Methods: TT3 applied 3 years of maintenance therapy with VTD in year 1 and TD in years 2 and 3. The impact was examined on overall survival (OS), event-free survival (EFS) and complete response (CR) incidence and its duration (CRD), and post-relapse survival (PRS) of cumulative doses of V, T and D, employing time-dependence methodology in Cox regression models relevant to induction, peri-transplantation, consolidation and maintenance.
Results: Univariately, OS and EFS were longer with higher doses of all agents during induction, consolidation (except T) and maintenance (except V, T); CR rates were higher with V, T and D dosing during most phases; CRD was not affected by VTD dosing; PRS was longer with higher total V dosing and not compromised by T and D dosing prior to relapse.
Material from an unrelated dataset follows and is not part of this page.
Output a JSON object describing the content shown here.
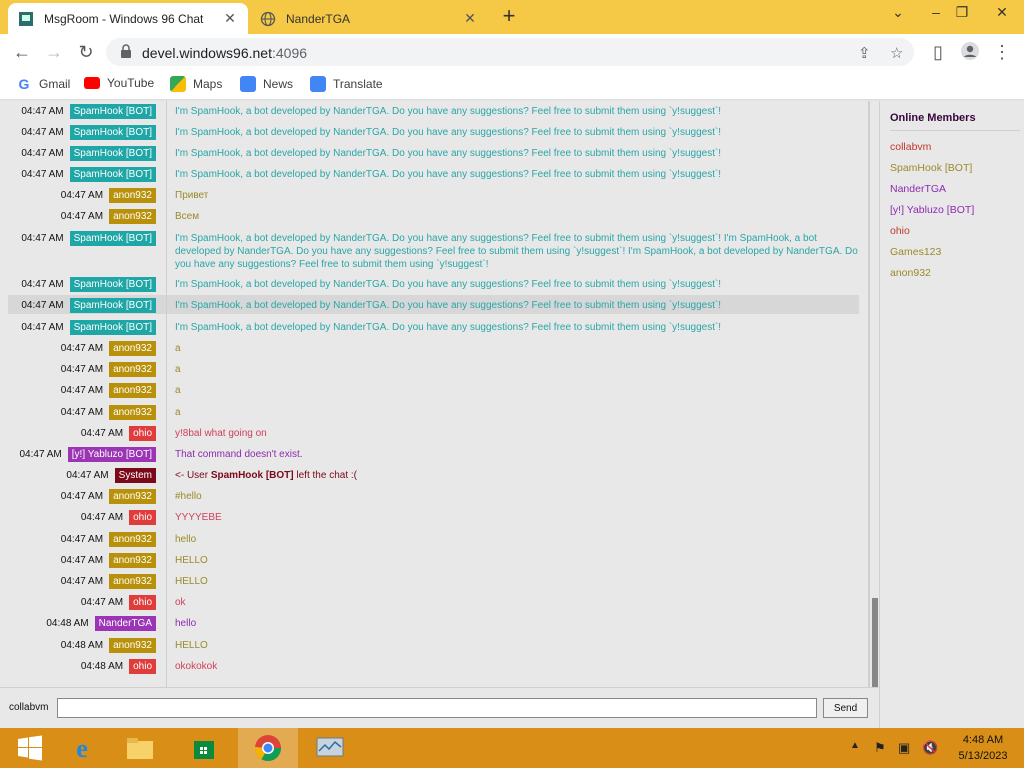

The independent favorable OS/EFS impact of D induction dosing provided the rationale for examining the expression of glucocorticoid receptor NR3C1, top-tertile levels of which significantly prolonged OS and EFS and rendered outcomes independent of D and T dosing, while T and D but not V dosing were critical to outcome improvement in the low-tertile NR3C1 setting.
Conclusions: The absence of adverse effects on PRS of any of the VTD components with a benefit from V supports the use up-front of all active agents in a dose- dense and dose-intense fashion, as practiced in TT3, toward maximizing myeloma survival. The observation of NR3C1 top tertile levels being associated with superior and lower tertile levels with inferior survival outcomes support IFM data on the beneficial effect of amp5q31.3 where NR3C1 maps.